A STRANGER in New-York desires a few lady correspondents whom he can call upon, and who would be pleased to accompany him to theatres, &c. Address ——, New-York University.
A YOUNG MAN of refined taste would like to meet with a good-looking lady (not above twenty) who is engaged during the day. Address, appointing interview, ——, No. 4, Mercury office.
A LADY would like to meet with a gentleman who would thoroughly appreciate her exclusive society. For particulars, address ——, Box 2, No. 688 Broadway.
“These are but fair specimens of columns of such advertisements which have for years appeared in the successive issues of The Mercury. The publishers put over them the head ‘Matrimonial,’ but the advertisers do not countenance that fraud. They use The Mercury and pay for it as though it were a house of infamous resort; and, if there be any moral difference between permitting this use and keeping a house of ill-fame, we cannot see it. We do not doubt that at least One Thousand foolish girls have been ruined through the instrumentality of these shameful advertisements. Must not that be a monstrous dispensation of justice which, while Rosenzweig is (most righteously) sent to State Prison, should send Cauldwell to the Senate? What do you think of it? Electors of Westchester, Putnam, and Rockland Counties! read the above advertisements carefully, and say whether you can aid the election of Cauldwell to the Senate without sharing his guilt? Do not pretend ignorance of his iniquities: for above is the evidence which no man can gainsay. There are more such in this week’s issue, as there have been in every issue of that sheet for years. Fathers, brothers, pure men of every degree! read those infamous advertisements carefully, and then judge if you can vote to send their publisher to the Senate!” This is all very well, and extremely virtuous, but in the high-class daily journal from which it is taken there are plenty of advertisements of a character anything but beyond reproach. We are far from wishing to uphold the character of the Mercury, which is no more and no less than a Pandarus among papers, but the axiom, “Physician, heal thyself,” will apply to the champion of outraged innocence just quoted.

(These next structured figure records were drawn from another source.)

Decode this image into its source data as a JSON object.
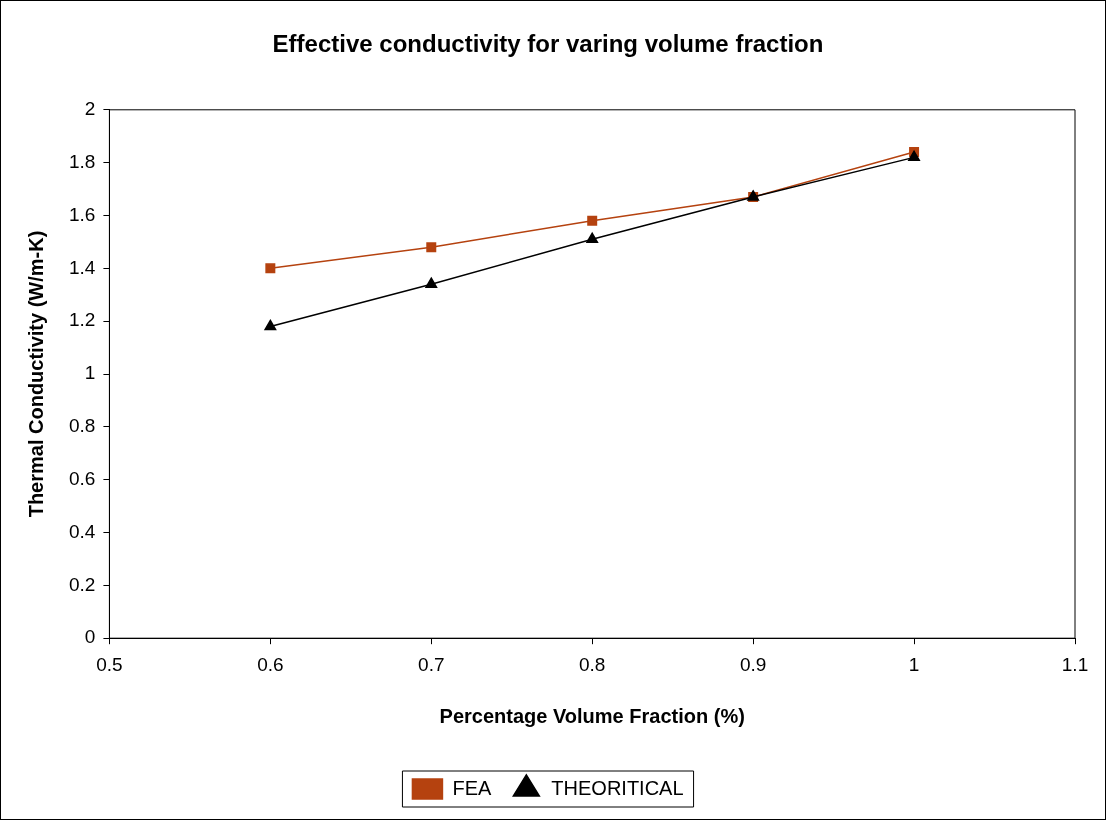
{
  "chart_data": {
    "type": "line",
    "title": "Effective conductivity for varing volume fraction",
    "xlabel": "Percentage Volume Fraction (%)",
    "ylabel": "Thermal Conductivity (W/m-K)",
    "x": [
      0.6,
      0.7,
      0.8,
      0.9,
      1
    ],
    "series": [
      {
        "name": "FEA",
        "color": "#b5420f",
        "marker": "square",
        "values": [
          1.4,
          1.48,
          1.58,
          1.67,
          1.84
        ]
      },
      {
        "name": "THEORITICAL",
        "color": "#000000",
        "marker": "triangle",
        "values": [
          1.18,
          1.34,
          1.51,
          1.67,
          1.82
        ]
      }
    ],
    "xlim": [
      0.5,
      1.1
    ],
    "xticks": [
      0.5,
      0.6,
      0.7,
      0.8,
      0.9,
      1,
      1.1
    ],
    "ylim": [
      0,
      2
    ],
    "yticks": [
      0,
      0.2,
      0.4,
      0.6,
      0.8,
      1,
      1.2,
      1.4,
      1.6,
      1.8,
      2
    ],
    "grid": false,
    "legend": "bottom",
    "line_style": "solid"
  }
}
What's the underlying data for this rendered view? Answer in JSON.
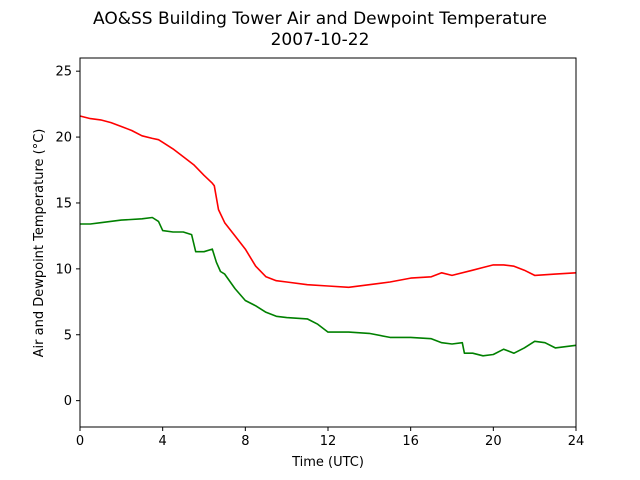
{
  "chart_data": {
    "type": "line",
    "title": "AO&SS Building Tower Air and Dewpoint Temperature",
    "subtitle": "2007-10-22",
    "xlabel": "Time (UTC)",
    "ylabel": "Air and Dewpoint Temperature (°C)",
    "xlim": [
      0,
      24
    ],
    "ylim": [
      -2,
      26
    ],
    "xticks": [
      0,
      4,
      8,
      12,
      16,
      20,
      24
    ],
    "yticks": [
      0,
      5,
      10,
      15,
      20,
      25
    ],
    "grid": false,
    "series": [
      {
        "color": "#ff0000",
        "x": [
          0,
          0.5,
          1,
          1.5,
          2,
          2.5,
          3,
          3.5,
          3.8,
          4,
          4.5,
          5,
          5.5,
          6,
          6.4,
          6.5,
          6.7,
          7,
          7.5,
          8,
          8.5,
          9,
          9.5,
          10,
          11,
          12,
          13,
          14,
          15,
          16,
          17,
          17.5,
          18,
          19,
          19.5,
          20,
          20.5,
          21,
          21.5,
          22,
          23,
          24
        ],
        "y": [
          21.6,
          21.4,
          21.3,
          21.1,
          20.8,
          20.5,
          20.1,
          19.9,
          19.8,
          19.6,
          19.1,
          18.5,
          17.9,
          17.1,
          16.5,
          16.3,
          14.5,
          13.5,
          12.5,
          11.5,
          10.2,
          9.4,
          9.1,
          9.0,
          8.8,
          8.7,
          8.6,
          8.8,
          9.0,
          9.3,
          9.4,
          9.7,
          9.5,
          9.9,
          10.1,
          10.3,
          10.3,
          10.2,
          9.9,
          9.5,
          9.6,
          9.7
        ]
      },
      {
        "color": "#008000",
        "x": [
          0,
          0.5,
          1,
          2,
          3,
          3.5,
          3.8,
          4,
          4.5,
          5,
          5.4,
          5.6,
          6,
          6.4,
          6.6,
          6.8,
          7,
          7.5,
          8,
          8.5,
          9,
          9.5,
          10,
          11,
          11.5,
          12,
          13,
          14,
          15,
          16,
          17,
          17.5,
          18,
          18.5,
          18.6,
          19,
          19.5,
          20,
          20.5,
          21,
          21.5,
          22,
          22.5,
          23,
          24
        ],
        "y": [
          13.4,
          13.4,
          13.5,
          13.7,
          13.8,
          13.9,
          13.6,
          12.9,
          12.8,
          12.8,
          12.6,
          11.3,
          11.3,
          11.5,
          10.5,
          9.8,
          9.6,
          8.5,
          7.6,
          7.2,
          6.7,
          6.4,
          6.3,
          6.2,
          5.8,
          5.2,
          5.2,
          5.1,
          4.8,
          4.8,
          4.7,
          4.4,
          4.3,
          4.4,
          3.6,
          3.6,
          3.4,
          3.5,
          3.9,
          3.6,
          4.0,
          4.5,
          4.4,
          4.0,
          4.2
        ]
      }
    ]
  }
}
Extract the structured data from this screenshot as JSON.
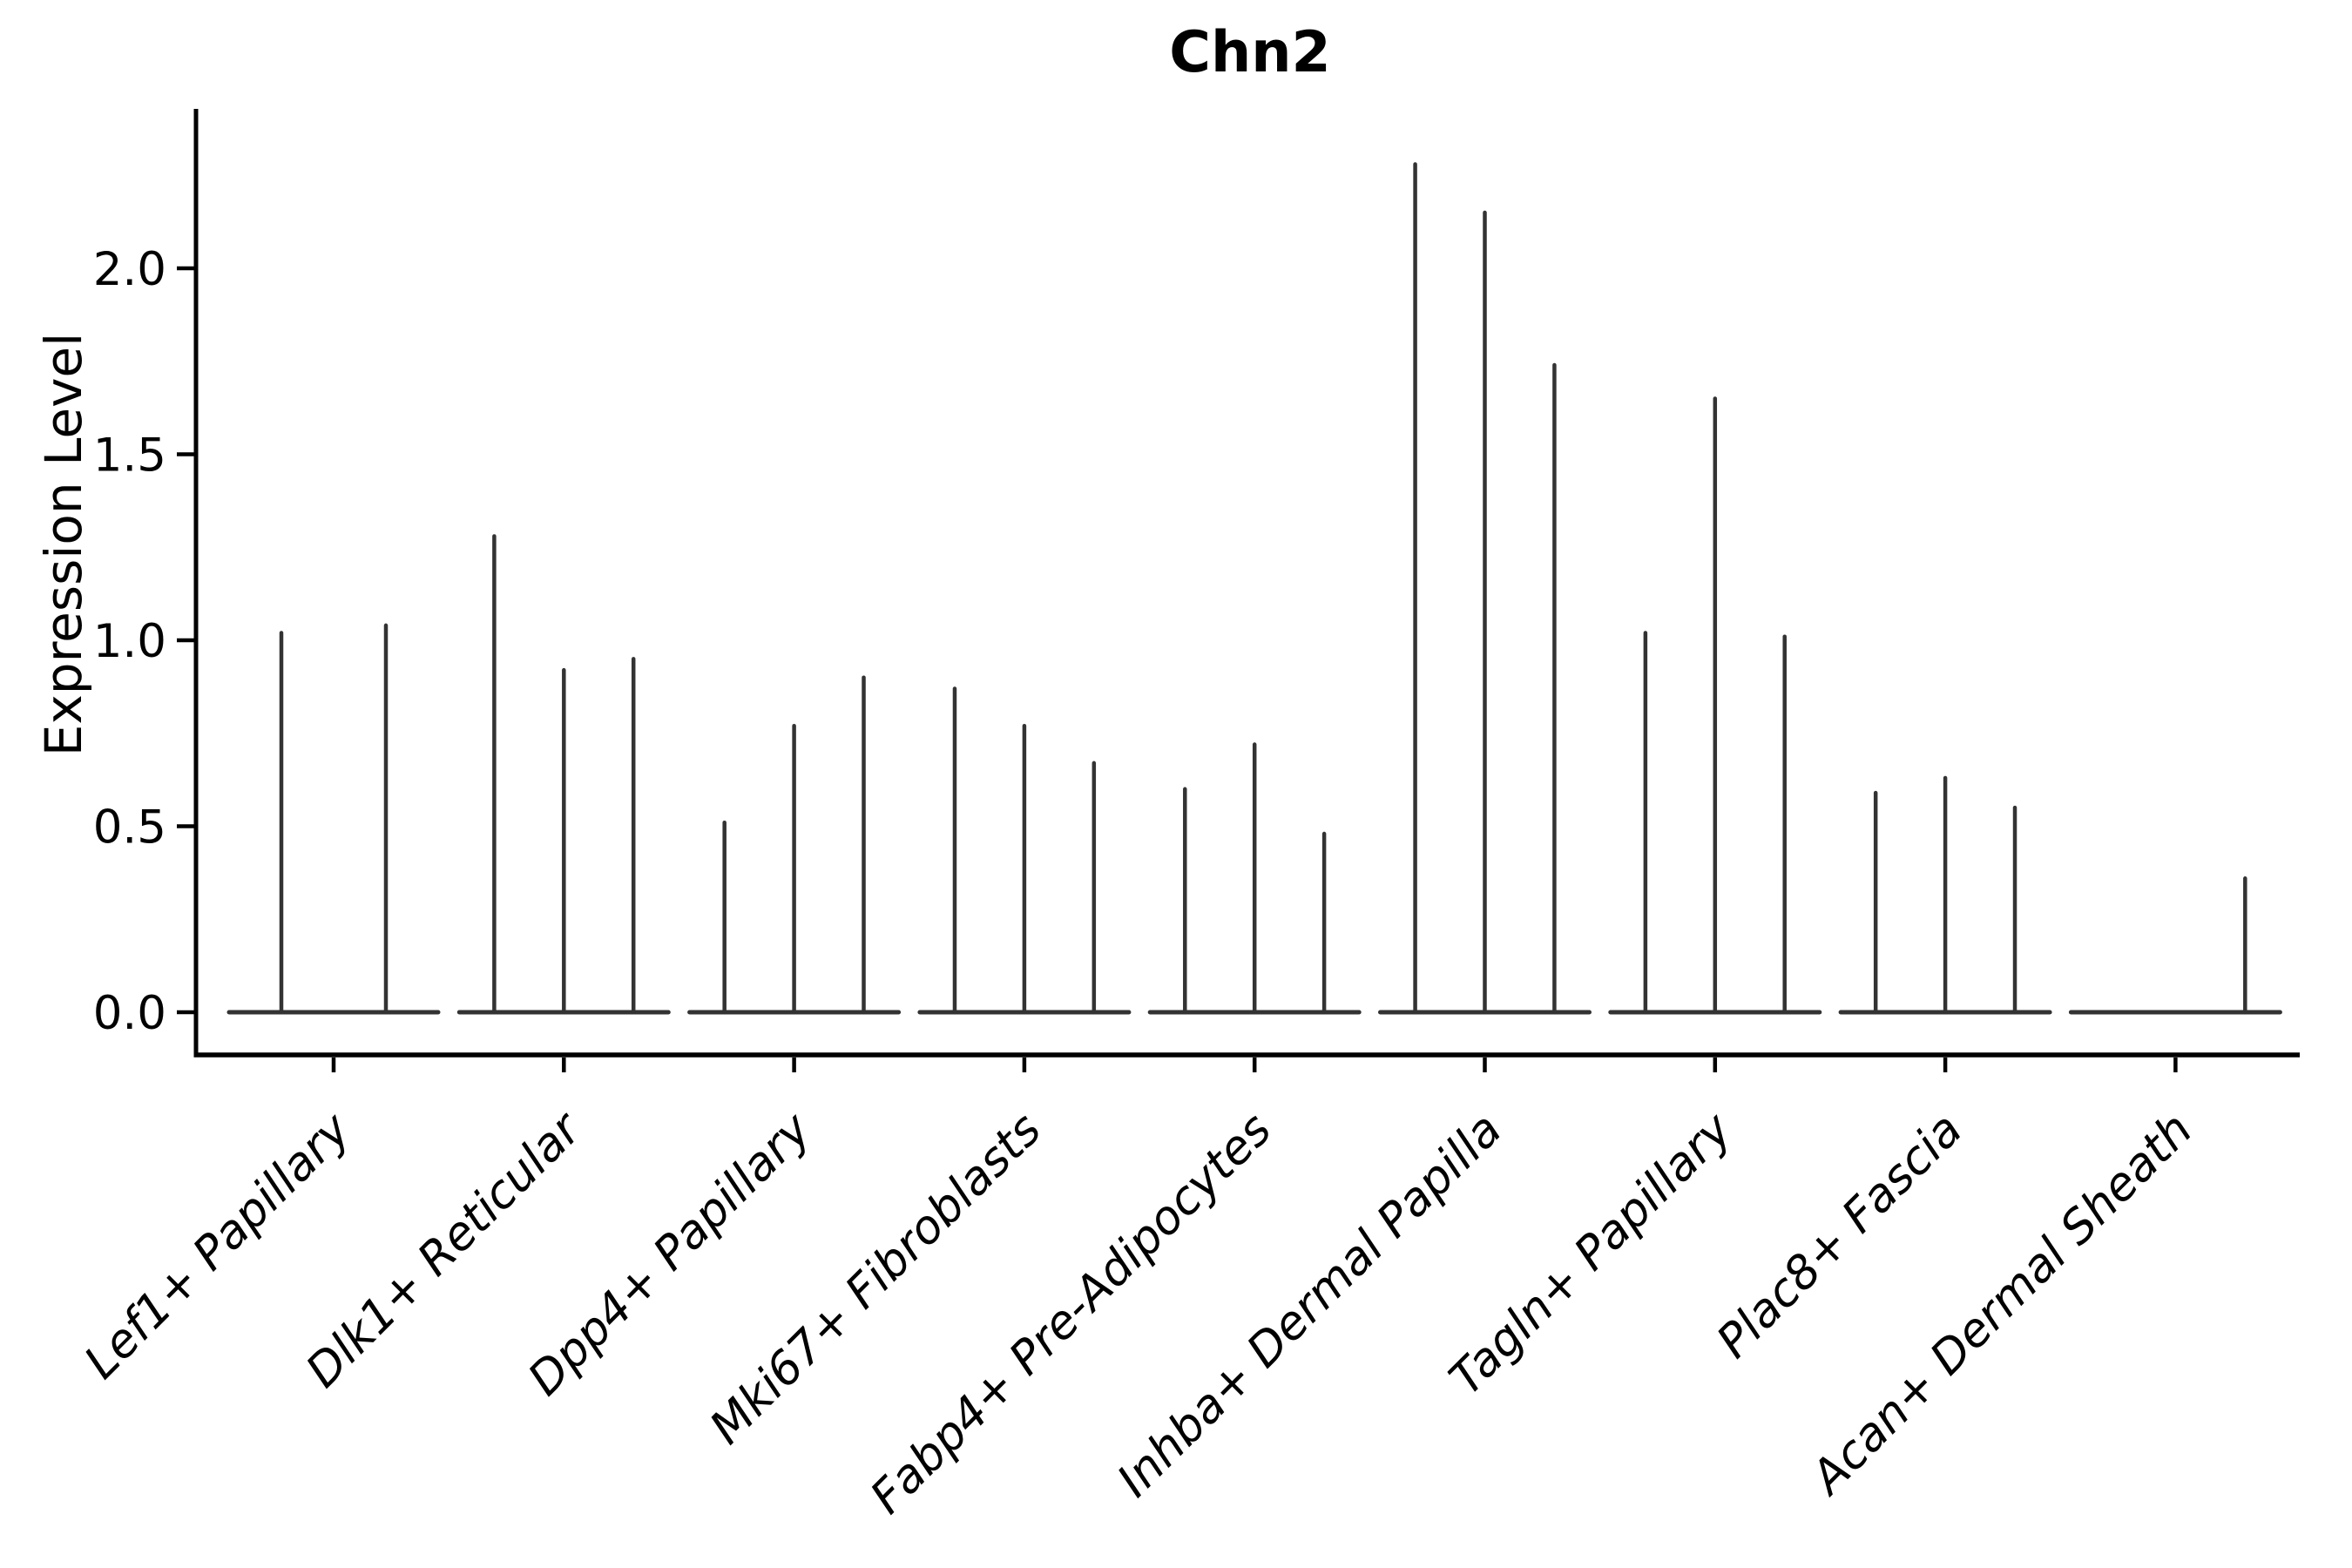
{
  "chart_data": {
    "type": "violin",
    "title": "Chn2",
    "xlabel": "",
    "ylabel": "Expression Level",
    "ytick_values": [
      0.0,
      0.5,
      1.0,
      1.5,
      2.0
    ],
    "ytick_labels": [
      "0.0",
      "0.5",
      "1.0",
      "1.5",
      "2.0"
    ],
    "ylim": [
      -0.12,
      2.43
    ],
    "grid": false,
    "legend_position": "none",
    "categories": [
      "Lef1+ Papillary",
      "Dlk1+ Reticular",
      "Dpp4+ Papillary",
      "Mki67+ Fibroblasts",
      "Fabp4+ Pre-Adipocytes",
      "Inhba+ Dermal Papilla",
      "Tagln+ Papillary",
      "Plac8+ Fascia",
      "Acan+ Dermal Sheath"
    ],
    "groups": [
      {
        "category": "Lef1+ Papillary",
        "violins": [
          {
            "pos": 0.25,
            "max": 1.02
          },
          {
            "pos": 0.75,
            "max": 1.04
          }
        ]
      },
      {
        "category": "Dlk1+ Reticular",
        "violins": [
          {
            "pos": 0.167,
            "max": 1.28
          },
          {
            "pos": 0.5,
            "max": 0.92
          },
          {
            "pos": 0.833,
            "max": 0.95
          }
        ]
      },
      {
        "category": "Dpp4+ Papillary",
        "violins": [
          {
            "pos": 0.167,
            "max": 0.51
          },
          {
            "pos": 0.5,
            "max": 0.77
          },
          {
            "pos": 0.833,
            "max": 0.9
          }
        ]
      },
      {
        "category": "Mki67+ Fibroblasts",
        "violins": [
          {
            "pos": 0.167,
            "max": 0.87
          },
          {
            "pos": 0.5,
            "max": 0.77
          },
          {
            "pos": 0.833,
            "max": 0.67
          }
        ]
      },
      {
        "category": "Fabp4+ Pre-Adipocytes",
        "violins": [
          {
            "pos": 0.167,
            "max": 0.6
          },
          {
            "pos": 0.5,
            "max": 0.72
          },
          {
            "pos": 0.833,
            "max": 0.48
          }
        ]
      },
      {
        "category": "Inhba+ Dermal Papilla",
        "violins": [
          {
            "pos": 0.167,
            "max": 2.28
          },
          {
            "pos": 0.5,
            "max": 2.15
          },
          {
            "pos": 0.833,
            "max": 1.74
          }
        ]
      },
      {
        "category": "Tagln+ Papillary",
        "violins": [
          {
            "pos": 0.167,
            "max": 1.02
          },
          {
            "pos": 0.5,
            "max": 1.65
          },
          {
            "pos": 0.833,
            "max": 1.01
          }
        ]
      },
      {
        "category": "Plac8+ Fascia",
        "violins": [
          {
            "pos": 0.167,
            "max": 0.59
          },
          {
            "pos": 0.5,
            "max": 0.63
          },
          {
            "pos": 0.833,
            "max": 0.55
          }
        ]
      },
      {
        "category": "Acan+ Dermal Sheath",
        "violins": [
          {
            "pos": 0.833,
            "max": 0.36
          }
        ]
      }
    ],
    "colors": {
      "violin_line": "#333333",
      "axis": "#000000",
      "text": "#000000",
      "background": "#ffffff"
    }
  }
}
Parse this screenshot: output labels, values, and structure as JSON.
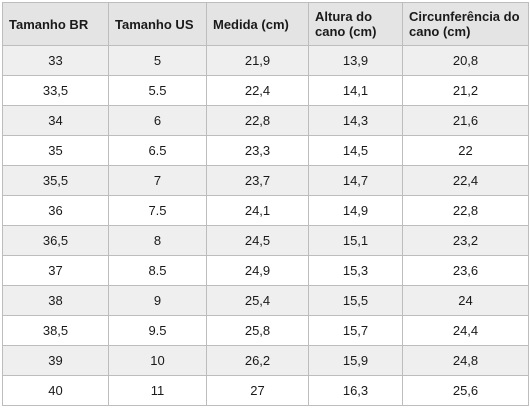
{
  "table": {
    "header": [
      "Tamanho BR",
      "Tamanho US",
      "Medida (cm)",
      "Altura do cano (cm)",
      "Circunferência do cano (cm)"
    ],
    "rows": [
      [
        "33",
        "5",
        "21,9",
        "13,9",
        "20,8"
      ],
      [
        "33,5",
        "5.5",
        "22,4",
        "14,1",
        "21,2"
      ],
      [
        "34",
        "6",
        "22,8",
        "14,3",
        "21,6"
      ],
      [
        "35",
        "6.5",
        "23,3",
        "14,5",
        "22"
      ],
      [
        "35,5",
        "7",
        "23,7",
        "14,7",
        "22,4"
      ],
      [
        "36",
        "7.5",
        "24,1",
        "14,9",
        "22,8"
      ],
      [
        "36,5",
        "8",
        "24,5",
        "15,1",
        "23,2"
      ],
      [
        "37",
        "8.5",
        "24,9",
        "15,3",
        "23,6"
      ],
      [
        "38",
        "9",
        "25,4",
        "15,5",
        "24"
      ],
      [
        "38,5",
        "9.5",
        "25,8",
        "15,7",
        "24,4"
      ],
      [
        "39",
        "10",
        "26,2",
        "15,9",
        "24,8"
      ],
      [
        "40",
        "11",
        "27",
        "16,3",
        "25,6"
      ]
    ]
  }
}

An astonishingly elaborate way of bringing the “puff pars” of enterprising and liberal tradesmen under immediate notice is shown in a weekly, possessed of considerable notoriety, that is published in California. This paper, the San Francisco Newsletter, has several times with pleasing candour informed the world that its opinions and advocacy are within easy purchase. Which means that those who do not think its friendship worth buying had better beware of its animosity. For those who doubt this we reproduce the following, which was probably placed on the front page of the Newsletter because the directors of the company referred to refused to patronise that organ of publicity, and which has now been running for some time:—
A PERMANENT PARAGRAPHIC ADVERTISEMENT.
[RESPECTFULLY DEDICATED TO THE SPRING VALLEY WATER WORKS.]
A miner’s inch of water is about twenty thousand gallons. The usual price for an inch of water in the mines is ten cents. The Spring Valley Company sells water in large quantities at seventy-five cents per thousand gallons, or at fifteen dollars seventy-five cents per inch—which is one hundred and fifty-seven times the price which miners pay. Furnished in small quantities to housekeepers, the Company charges from thirty to fifty dollars an inch—five hundred times the miners’ rates. Ignotus.